Third party is discriminatory term
I added "innumerate" to the opening paragraph a few days ago. It helps. They not only compete against the duopoly, they are trying to abolish the anti-democratic 2-party system. A small party NOT trying to abolish the 2-party system (if there are any that foolish) would still be a "non-duopoly party". In most cases, however, no such categorization according to size is helpful. It is added merely to gratuitously ridicule small parties. "My daddy is bigger than your daddy! Nyah, nyah, nyah!" There is no democratic reason to ignore or discriminate against a party because it is small. Let the voters choose instead according to quality. Korky Day 07:07, 24 January 2007 (UTC)

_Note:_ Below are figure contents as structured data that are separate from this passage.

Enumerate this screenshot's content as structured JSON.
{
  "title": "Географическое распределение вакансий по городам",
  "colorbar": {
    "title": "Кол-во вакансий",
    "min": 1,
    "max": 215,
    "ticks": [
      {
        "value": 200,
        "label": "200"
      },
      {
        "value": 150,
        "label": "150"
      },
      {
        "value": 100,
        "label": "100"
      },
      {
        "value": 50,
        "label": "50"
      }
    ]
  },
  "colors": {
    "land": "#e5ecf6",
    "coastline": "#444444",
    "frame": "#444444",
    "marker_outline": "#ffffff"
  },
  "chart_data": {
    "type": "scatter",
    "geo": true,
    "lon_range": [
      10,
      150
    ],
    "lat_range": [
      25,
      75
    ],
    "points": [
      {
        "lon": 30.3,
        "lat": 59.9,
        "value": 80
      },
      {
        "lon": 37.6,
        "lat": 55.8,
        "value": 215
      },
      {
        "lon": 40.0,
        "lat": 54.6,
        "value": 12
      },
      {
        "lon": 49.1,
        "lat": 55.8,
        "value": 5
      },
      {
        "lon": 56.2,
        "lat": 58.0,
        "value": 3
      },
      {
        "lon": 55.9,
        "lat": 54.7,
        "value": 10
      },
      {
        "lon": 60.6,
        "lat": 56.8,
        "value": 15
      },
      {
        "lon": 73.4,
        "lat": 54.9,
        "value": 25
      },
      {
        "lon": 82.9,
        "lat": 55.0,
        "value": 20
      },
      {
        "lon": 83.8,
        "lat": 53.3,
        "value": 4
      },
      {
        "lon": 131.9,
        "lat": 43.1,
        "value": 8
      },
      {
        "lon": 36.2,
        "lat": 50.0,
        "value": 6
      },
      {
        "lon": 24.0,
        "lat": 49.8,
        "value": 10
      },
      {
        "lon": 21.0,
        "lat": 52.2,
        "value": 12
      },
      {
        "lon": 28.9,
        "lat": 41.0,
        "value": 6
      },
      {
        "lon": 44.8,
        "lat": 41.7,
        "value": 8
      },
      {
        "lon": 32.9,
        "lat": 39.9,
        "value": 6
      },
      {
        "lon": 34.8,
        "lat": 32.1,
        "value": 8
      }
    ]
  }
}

- I'm sad to report that it took until 11:43, 30 May 2008 for a colleague to remove "(innumerate)" from the article, correctly identifying it as an "editorial" on KD's part.
--Jerzy•t 02:18, 8 July 2013 (UTC)
Third party has been described as:
- Person or entity not party to an agreement but with an interest in the agreement. 
- someone other than the principals who are involved in a transaction
- a political party organized in opposition to the major parties in a two-party system 
- Those links are to http://www.carabinshaw.com/lawyer-attorney-1230612.html and http://wordnet.princeton.edu/perl/webwn respectively.
Third party is a dab page that may or not deal adequately with the two other meanings above, but this was not in any case the place to discuss it at any time in 2009, nor probably anytime since.
--Jerzy•t 01:45, 8 July 2013 (UTC)
Lazziz faire third party?
Tories as third party
In the lead section's 2nd 'graph (which concerns the UK specifically) i removed the third sent, which read
- So it would follow that in different countries within the UK there are many different third parties.
What appears after "that" may or not be true, but it does not follow from the two preceding sentences -- nor even from any collection of assertions in the article. Nor can i see any point in keeping track which major parties are 3rd parties in some jurisdiction (be it a country, or some much smaller constituency). If you think that 'graph deserves another sentence, please ask
- Is it likely that someone cares?
- If so, would an exhaustive table be more useful than a prose account?